Adler's relationship with his clients is unique. Other lawyers find it extraordinary that he kept some clients for over 30 years. Adler built genuine friendships out of attorney client relationships. While other lawyers keep company with their clients in order to keep their business, Adler truly enjoyed their company.

People may expect dinner at a steakhouse when they are with their lawyer, but Adler's clients were accustomed to parties and camping. Adler's firm sponsored traditional events that sealed life long friendships. For several years they hosted a campout at the annual Air Show in Oshkosh, Wisconsin. Attorneys and clients pitched tents on the lawn of an old farmhouse that bordered the show. Barbeque, touch football, campfires and kegs of Adlerbrau beer were a part of the tradition that lasted over 25 years. Former clients, now retired from their own businesses, are still in contact with Adler. In fact, his closest friends today are former clients.

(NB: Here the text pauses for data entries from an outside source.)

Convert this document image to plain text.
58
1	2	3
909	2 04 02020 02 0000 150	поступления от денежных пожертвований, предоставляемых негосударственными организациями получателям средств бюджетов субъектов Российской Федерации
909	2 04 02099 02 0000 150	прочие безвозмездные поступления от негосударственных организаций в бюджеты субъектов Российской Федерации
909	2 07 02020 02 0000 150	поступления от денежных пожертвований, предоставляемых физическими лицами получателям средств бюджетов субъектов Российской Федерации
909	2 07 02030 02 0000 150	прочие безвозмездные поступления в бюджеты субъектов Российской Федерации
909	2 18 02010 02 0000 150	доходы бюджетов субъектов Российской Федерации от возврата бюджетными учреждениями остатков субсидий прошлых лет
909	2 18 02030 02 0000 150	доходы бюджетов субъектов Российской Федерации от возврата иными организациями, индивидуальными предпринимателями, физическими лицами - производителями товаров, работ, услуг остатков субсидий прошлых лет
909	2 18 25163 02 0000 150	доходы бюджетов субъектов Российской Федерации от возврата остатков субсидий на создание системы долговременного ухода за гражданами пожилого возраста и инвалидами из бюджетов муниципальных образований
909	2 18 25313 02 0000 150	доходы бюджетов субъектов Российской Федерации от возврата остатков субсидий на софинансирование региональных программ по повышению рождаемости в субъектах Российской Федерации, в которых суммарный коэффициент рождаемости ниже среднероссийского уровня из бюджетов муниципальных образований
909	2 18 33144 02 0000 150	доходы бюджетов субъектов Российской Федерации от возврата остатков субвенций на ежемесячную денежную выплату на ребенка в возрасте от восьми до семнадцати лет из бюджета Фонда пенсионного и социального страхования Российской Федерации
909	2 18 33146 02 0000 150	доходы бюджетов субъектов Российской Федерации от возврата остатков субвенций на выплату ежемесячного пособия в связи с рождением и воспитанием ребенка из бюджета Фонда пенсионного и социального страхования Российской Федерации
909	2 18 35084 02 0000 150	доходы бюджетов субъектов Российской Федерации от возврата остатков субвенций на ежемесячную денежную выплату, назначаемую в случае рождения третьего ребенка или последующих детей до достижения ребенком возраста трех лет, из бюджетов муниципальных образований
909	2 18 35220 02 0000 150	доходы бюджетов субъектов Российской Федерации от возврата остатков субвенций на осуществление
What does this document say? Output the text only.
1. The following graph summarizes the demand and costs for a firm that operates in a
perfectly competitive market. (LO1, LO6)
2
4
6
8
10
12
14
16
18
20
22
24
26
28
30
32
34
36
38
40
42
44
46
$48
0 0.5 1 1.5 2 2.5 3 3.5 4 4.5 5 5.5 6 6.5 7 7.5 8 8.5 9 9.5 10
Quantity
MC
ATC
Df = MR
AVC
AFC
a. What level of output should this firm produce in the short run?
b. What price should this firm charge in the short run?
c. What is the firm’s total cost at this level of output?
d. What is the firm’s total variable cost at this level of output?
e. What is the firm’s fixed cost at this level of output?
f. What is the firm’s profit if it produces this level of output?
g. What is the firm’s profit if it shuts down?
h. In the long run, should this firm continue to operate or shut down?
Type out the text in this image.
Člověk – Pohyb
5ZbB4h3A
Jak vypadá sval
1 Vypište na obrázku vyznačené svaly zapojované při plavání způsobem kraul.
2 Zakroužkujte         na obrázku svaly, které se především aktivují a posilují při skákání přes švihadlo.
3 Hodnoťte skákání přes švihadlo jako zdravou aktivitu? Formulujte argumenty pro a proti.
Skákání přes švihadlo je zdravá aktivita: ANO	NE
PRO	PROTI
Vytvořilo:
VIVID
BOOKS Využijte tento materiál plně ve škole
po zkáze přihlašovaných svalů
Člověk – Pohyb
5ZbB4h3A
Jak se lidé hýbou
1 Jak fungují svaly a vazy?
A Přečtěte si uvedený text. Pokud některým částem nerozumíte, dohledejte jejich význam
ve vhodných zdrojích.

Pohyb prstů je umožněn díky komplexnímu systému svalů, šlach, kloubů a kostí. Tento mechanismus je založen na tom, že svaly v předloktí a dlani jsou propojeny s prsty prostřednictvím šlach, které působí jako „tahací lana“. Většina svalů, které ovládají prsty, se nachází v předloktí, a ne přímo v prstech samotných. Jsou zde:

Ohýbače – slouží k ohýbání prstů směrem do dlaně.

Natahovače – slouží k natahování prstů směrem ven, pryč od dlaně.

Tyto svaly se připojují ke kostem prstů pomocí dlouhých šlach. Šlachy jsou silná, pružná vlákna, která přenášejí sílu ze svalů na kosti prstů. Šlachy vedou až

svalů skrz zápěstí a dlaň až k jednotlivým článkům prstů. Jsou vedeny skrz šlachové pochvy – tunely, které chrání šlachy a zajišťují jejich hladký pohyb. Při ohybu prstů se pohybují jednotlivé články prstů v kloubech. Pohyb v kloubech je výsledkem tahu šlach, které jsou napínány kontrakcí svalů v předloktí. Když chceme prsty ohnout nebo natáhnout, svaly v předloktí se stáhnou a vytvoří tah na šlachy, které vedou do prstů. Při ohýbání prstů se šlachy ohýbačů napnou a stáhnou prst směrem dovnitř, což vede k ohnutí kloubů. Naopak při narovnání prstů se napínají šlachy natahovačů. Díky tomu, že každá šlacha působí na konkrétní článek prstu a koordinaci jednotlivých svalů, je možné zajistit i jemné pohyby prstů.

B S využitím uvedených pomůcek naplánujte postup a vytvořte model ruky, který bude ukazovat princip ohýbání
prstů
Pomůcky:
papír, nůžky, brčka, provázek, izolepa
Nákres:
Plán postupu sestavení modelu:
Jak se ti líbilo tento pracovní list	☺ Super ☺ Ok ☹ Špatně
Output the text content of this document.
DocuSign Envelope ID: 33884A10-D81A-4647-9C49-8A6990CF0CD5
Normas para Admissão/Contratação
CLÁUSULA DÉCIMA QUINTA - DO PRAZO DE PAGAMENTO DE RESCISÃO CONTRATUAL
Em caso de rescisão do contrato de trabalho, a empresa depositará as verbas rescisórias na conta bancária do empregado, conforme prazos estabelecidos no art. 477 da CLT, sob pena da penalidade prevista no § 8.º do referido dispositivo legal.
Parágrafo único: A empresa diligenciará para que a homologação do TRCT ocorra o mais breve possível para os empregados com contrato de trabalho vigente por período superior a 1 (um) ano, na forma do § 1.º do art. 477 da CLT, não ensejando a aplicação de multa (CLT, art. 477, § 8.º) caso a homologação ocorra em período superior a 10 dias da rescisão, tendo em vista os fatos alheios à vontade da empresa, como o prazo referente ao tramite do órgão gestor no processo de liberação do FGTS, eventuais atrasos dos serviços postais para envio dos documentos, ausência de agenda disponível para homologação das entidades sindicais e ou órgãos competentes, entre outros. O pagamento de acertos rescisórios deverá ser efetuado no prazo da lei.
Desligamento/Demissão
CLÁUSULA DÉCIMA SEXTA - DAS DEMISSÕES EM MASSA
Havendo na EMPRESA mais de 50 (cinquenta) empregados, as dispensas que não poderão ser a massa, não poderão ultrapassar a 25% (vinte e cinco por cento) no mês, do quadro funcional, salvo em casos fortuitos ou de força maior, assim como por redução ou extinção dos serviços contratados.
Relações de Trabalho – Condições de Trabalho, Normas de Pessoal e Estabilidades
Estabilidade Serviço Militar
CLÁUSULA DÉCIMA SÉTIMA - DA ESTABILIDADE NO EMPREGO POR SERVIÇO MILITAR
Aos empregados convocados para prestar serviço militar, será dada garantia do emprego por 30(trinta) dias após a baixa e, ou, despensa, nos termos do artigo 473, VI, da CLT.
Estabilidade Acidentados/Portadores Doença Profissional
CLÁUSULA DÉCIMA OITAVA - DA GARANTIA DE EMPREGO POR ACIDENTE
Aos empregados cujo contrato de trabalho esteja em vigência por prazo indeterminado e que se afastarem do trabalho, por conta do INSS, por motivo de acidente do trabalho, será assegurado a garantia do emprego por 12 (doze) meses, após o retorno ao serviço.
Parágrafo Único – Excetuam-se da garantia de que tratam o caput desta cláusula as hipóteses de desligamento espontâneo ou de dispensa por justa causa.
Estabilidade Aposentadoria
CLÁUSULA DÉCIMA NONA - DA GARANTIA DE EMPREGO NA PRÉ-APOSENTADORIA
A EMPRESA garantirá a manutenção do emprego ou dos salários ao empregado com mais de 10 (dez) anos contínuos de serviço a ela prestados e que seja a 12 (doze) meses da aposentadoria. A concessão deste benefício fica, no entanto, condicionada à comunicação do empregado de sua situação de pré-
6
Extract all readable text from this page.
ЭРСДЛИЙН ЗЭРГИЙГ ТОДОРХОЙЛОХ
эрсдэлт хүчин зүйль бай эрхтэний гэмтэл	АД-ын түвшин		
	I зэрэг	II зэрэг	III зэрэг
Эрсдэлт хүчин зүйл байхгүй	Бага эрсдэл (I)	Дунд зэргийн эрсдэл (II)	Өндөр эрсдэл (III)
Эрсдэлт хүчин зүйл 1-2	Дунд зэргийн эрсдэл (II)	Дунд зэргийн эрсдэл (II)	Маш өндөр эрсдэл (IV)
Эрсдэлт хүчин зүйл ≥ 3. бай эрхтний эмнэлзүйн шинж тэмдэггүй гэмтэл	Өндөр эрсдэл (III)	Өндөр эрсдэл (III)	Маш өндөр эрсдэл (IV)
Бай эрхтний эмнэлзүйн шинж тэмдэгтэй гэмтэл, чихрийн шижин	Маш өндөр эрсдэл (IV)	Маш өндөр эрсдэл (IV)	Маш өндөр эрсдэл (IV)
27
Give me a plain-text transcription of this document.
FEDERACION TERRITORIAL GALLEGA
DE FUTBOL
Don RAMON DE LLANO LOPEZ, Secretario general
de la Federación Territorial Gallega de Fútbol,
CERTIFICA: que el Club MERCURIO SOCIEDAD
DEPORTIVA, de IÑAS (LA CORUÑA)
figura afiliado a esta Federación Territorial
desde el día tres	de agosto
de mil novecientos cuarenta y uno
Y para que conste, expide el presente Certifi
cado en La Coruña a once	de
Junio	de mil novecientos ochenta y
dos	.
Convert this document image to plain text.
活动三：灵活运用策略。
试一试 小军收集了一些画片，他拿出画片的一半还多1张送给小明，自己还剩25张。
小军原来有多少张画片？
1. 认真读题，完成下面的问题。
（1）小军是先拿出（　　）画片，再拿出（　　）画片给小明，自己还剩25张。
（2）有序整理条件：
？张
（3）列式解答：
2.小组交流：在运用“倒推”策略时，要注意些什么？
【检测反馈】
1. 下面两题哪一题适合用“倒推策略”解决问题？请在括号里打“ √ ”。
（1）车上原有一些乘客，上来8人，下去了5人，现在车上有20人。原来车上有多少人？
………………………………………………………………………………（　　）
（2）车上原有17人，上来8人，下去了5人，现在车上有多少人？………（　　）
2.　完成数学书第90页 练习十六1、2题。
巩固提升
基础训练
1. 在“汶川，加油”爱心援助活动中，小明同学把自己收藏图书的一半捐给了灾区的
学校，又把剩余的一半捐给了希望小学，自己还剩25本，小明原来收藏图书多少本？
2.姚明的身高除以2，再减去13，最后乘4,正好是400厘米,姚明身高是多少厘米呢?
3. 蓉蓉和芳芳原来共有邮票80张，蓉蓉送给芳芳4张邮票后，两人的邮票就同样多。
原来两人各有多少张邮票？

When asked how he managed to keep his clients with him so long he laughs and says, "Well, I'm just a likeable guy." He credits his partners with helping him earn his clients' loyalty. According to Adler the clients want to know that someone else can take the reins. There was a second generation of lawyers who had Adler's confidence and gradually he passed the torch over to them.  

The South Side Office

 Anyone looking for Adler on a beautiful summer afternoon when the White Sox are in town can find him on the south side of Chicago at U.S. Cellular Field. At some point during the game he will take out his cell phone and place a call back to the office to one of his partners.

"Hello," he will say, "just checking in to see how things are going back at the office."

"Everything is fine here John," his partner will say. "And how are things at the South Side office?"

"Oh, the Sox are up 3-2, top of the 8th," he'll report.

His days of going to trial and being away from his wife for weeks at a time are behind him. Usually when he spends an afternoon at the Sox game his wife is in the seat next to him. They had season tickets behind home plate for many years, but recently gave them up as they started traveling more. The same thing happened with the season tickets to the Chicago Symphony.

He travels almost as frequently now as he did when he was still preparing for trial. Each year he and Joann spend the winter in Florida. And he admits that when he is away from the office, he misses being there. He likes the "mental gymnastics" this job requires and the camaraderie with the other lawyers. When he is in the office he finds himself talking to the young lawyers. He will occasionally poke his head in their office to ask about their work, similar to the way Bobby Kennedy once came around to talk to him.  

He calls from O'Hare airport, where he and "Lucky" are waiting to board their flight. They are on their way to Baltimore to attend the wedding of a former client's son. While they are there they will take in a dinner at "The Prime Rib," a favorite restaurant he discovered years ago when he was there on business. He answers a few more questions before boarding his flight. When the conversation on his life and career eventually comes to a close he says, "I didn't even have to make anything up."